Instant Pot Plain Grits

Updated March 23, 2019 with additional notes in the asterisked (*) sections at the bottom of this article, the addition of optional butter in the ingredient list, and some clarifications to the instructions. 

One of the things I wanted to try making in my new Instant Pot was traditional southern grits for breakfast. Making grits is not difficult under any circumstances, but there are challenges:

  1. It takes an inordinate amount of time (and patience) to cook them well;
  2. That’s made worse when you use traditional, “old fashioned” slow-cook grits (and any other type, namely quick or instant, is sacrilegious); and,
  3. Making them makes a mess and requires constant attention and/or perfect regulation of heat to avoid that.

I’ve had a small, early-generation electronic pressure cooker for years, and making grits in it was a nightmare. They’d bubble-up, much as they do with conventional cooking, and the process spattered starchy “grit juice” everywhere. Not to mention a layer of grits stuck like glue to the bottom of the unit. But in the Instant Pot, things are much easier — and far, far less messy. (In fact, not messy at all!)

What I was fully unprepared to understand is that with the Instant Pot, the unit is large enough to be able to insert a vessel within the vessel — and that that is, in fact, a common way to prepare a number of things. I found a number of recipes for grits in the Instant Pot, and every single one of them was for cheese grits and generally with enormous serving sizes. Well, cheese grits are nice, but they’re not the only way to eat them, and I don’t have a family of 12 to feed either.

This technique is not any different substantively than those, but I still wanted to determine the optimal time and proportions for my own use, and what follows is exactly that.

This makes two full-sized servings (or perhaps three or four very small ones, as a side dish for instance). But I’m quite certain you could double this (or more). The proportions are actually what’s on the grits container, and it doesn’t scale linearly, so use that as your guide.

Instant Pot Plain Grits Recipe

1 cup water
1 cup milk (ideally whole)**
1/2 cup old fashioned (slow-cook) grits*
1 Tbl butter (optional)

1 cup water (for the Instant Pot)

Select an appropriate container for cooking that fits inside your Instant Pot; I use a classic, French White, medium-sized (1.6 liter), round CorningWare casserole dish — still readily available after decades on the market. Insert your stainless steel inner pot into the unit as usual. Pour the 1 cup of water into the bottom of the Instant Pot. Place your included Instant Pot trivet / rack in the bottom of the unit. Place the dish on top. Pour the other water and milk into the dish, add the grits, and stir. Secure the lid on your Instant Pot, make sure you move the vent to the sealed position, then pressure cook (manual) on high pressure for 15 minutes. Allow the pressure to release naturally when completed. Remove the lid, stir the grits, and serve immediately in your preferred style.

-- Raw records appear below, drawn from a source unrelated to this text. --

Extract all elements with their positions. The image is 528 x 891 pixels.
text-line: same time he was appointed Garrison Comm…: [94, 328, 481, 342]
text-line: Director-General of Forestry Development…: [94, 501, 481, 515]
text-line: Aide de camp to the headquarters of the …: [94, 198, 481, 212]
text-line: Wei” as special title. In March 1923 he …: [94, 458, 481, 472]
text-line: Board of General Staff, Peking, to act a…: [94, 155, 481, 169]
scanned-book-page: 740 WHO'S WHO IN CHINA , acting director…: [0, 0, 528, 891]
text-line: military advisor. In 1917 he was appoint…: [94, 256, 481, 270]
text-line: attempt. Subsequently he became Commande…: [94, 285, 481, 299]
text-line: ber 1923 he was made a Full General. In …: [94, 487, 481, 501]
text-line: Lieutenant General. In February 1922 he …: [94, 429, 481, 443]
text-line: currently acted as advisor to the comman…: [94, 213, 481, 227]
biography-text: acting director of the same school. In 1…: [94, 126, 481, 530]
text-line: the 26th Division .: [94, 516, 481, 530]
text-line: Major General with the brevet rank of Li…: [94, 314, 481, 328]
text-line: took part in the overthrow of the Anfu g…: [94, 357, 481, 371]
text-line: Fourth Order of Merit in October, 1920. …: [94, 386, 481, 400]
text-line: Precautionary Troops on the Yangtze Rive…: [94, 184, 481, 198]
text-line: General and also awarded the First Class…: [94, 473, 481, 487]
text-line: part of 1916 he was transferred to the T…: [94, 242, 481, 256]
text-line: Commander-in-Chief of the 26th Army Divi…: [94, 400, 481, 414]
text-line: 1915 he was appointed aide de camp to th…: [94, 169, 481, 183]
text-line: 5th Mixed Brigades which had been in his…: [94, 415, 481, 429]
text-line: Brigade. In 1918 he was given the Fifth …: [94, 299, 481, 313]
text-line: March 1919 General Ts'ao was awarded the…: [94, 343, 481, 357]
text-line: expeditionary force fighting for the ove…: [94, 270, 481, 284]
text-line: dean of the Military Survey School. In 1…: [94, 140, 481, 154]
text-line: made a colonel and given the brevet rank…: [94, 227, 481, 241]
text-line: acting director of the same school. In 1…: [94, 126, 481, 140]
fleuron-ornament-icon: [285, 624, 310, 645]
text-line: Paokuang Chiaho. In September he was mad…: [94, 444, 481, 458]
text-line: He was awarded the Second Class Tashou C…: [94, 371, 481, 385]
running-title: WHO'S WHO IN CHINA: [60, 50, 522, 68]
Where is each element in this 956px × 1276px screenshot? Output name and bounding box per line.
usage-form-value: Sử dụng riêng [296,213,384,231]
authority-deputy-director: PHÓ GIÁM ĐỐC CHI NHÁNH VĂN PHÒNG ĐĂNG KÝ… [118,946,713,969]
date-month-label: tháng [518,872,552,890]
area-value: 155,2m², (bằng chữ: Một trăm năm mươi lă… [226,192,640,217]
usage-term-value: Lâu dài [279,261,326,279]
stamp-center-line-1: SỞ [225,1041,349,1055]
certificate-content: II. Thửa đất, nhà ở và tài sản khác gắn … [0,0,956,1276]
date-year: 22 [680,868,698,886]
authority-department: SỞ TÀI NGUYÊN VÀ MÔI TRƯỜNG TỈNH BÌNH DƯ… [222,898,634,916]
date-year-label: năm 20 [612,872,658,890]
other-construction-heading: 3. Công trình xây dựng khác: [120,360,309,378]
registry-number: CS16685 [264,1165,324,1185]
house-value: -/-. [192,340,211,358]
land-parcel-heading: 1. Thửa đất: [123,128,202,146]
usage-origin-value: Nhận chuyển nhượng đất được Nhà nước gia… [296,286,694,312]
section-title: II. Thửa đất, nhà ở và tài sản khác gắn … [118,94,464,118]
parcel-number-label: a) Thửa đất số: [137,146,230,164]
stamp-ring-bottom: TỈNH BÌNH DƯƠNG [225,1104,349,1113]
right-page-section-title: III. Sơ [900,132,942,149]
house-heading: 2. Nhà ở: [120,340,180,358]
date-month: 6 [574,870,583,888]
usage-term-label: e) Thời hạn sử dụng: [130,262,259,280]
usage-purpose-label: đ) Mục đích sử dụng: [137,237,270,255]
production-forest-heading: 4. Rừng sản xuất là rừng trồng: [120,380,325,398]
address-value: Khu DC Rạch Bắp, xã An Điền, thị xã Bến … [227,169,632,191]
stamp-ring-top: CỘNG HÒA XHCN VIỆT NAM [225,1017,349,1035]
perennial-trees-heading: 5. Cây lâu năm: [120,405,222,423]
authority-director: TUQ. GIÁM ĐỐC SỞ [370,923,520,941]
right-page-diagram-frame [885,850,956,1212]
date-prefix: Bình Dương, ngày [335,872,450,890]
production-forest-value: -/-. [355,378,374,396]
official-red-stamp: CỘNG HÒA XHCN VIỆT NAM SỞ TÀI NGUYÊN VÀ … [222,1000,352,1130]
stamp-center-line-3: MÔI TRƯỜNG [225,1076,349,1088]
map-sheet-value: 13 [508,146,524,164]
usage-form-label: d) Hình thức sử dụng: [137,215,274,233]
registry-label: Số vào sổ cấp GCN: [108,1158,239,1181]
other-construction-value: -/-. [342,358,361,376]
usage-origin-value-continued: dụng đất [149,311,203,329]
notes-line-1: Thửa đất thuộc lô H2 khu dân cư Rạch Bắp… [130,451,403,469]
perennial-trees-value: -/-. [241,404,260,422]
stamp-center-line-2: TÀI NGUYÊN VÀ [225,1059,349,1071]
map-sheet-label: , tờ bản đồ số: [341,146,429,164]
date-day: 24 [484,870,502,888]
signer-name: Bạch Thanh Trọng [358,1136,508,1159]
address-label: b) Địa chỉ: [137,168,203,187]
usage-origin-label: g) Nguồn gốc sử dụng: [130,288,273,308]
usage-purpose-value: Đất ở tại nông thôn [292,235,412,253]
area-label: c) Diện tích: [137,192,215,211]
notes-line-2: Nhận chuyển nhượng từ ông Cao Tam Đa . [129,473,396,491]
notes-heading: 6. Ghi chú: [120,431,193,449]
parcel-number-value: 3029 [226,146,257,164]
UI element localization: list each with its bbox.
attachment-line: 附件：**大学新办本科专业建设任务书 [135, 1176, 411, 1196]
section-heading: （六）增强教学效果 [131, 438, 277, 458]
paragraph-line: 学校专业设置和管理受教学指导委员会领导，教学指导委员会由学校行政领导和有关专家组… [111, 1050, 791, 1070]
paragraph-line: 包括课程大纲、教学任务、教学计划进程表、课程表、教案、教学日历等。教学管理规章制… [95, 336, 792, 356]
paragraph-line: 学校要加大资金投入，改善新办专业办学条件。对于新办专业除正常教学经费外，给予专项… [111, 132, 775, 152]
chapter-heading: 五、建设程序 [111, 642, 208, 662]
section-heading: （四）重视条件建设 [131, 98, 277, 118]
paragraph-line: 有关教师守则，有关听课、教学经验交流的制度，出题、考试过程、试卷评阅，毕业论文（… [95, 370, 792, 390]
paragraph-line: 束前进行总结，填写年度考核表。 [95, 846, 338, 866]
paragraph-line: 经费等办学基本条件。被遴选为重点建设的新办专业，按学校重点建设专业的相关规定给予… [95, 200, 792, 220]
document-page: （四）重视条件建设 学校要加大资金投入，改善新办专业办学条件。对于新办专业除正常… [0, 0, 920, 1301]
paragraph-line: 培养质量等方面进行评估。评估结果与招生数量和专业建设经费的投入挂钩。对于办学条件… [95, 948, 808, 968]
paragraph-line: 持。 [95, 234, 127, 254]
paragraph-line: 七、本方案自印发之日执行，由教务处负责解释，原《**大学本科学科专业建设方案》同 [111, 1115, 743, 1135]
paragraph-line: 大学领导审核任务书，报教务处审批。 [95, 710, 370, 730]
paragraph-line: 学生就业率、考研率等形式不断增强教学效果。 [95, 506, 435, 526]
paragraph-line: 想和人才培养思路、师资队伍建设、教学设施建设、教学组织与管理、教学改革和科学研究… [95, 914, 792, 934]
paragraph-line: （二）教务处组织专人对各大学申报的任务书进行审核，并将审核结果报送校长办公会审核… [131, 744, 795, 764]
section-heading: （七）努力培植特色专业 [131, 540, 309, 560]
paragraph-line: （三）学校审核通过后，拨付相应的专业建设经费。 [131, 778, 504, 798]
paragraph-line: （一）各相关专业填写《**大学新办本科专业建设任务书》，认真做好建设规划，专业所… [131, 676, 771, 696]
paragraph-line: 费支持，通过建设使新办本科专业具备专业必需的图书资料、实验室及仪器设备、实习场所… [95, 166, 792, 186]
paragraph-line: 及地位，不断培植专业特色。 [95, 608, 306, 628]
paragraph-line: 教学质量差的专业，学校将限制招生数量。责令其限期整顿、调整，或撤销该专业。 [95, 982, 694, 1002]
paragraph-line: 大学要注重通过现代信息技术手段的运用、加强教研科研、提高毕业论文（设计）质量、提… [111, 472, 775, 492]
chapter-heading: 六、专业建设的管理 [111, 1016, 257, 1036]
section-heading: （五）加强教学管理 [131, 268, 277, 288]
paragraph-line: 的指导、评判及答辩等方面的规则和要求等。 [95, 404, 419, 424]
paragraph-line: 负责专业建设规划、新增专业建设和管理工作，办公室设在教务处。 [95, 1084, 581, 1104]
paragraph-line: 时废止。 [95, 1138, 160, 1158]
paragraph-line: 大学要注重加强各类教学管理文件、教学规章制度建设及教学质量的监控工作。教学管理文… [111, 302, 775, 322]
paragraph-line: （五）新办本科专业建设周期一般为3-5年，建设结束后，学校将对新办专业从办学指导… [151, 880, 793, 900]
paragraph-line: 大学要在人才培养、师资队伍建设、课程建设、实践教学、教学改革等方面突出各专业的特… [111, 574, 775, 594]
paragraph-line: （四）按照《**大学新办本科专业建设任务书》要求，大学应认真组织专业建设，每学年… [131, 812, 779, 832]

In my house, we like breakfast grits savory, “southern style,” with a pat of butter, freshly-ground black pepper, and a fried egg (with a runny yolk) on top, which you then mash-up and mix-in with a spoon. (No, that’s not what’s pictured in the featured image, but it’s more often than not how we have them here.) Sweet grits aren’t my thing, but enjoy them however you wish.

* This recipe is calibrated for Quaker brand old fashioned grits — not “quick” grits, and certainly not “instant” grits. They are not always particularly easy to find, especially outside of the southern United States. Here in Colorado, Walmart Supercenters happen to stock them in the grocery department alongside quick and instant. Regardless, don’t bother making quick or instant in your IP; there’s no point. And, if you are using coarse and/or stone-ground grits, like those available nationally from Trader Joe’s, you’d best have some serious patience… You can use this recipe as-is, but you’ll need to pressure cook, on high, for a minimum of 45 minutes, and I would strongly suggest one full hour followed by a natural release. I’m not a massive fan of the texture of coarse grits, but if you cook the hell out of them in your IP, they can be amazingly creamy, absolutely over-the-top full of corn flavor, and have a texture that many people will probably enjoy.

** You can make grits with water only, and of course, you can use skim or whatever. But in my view, the best flavor comes from half water, half milk.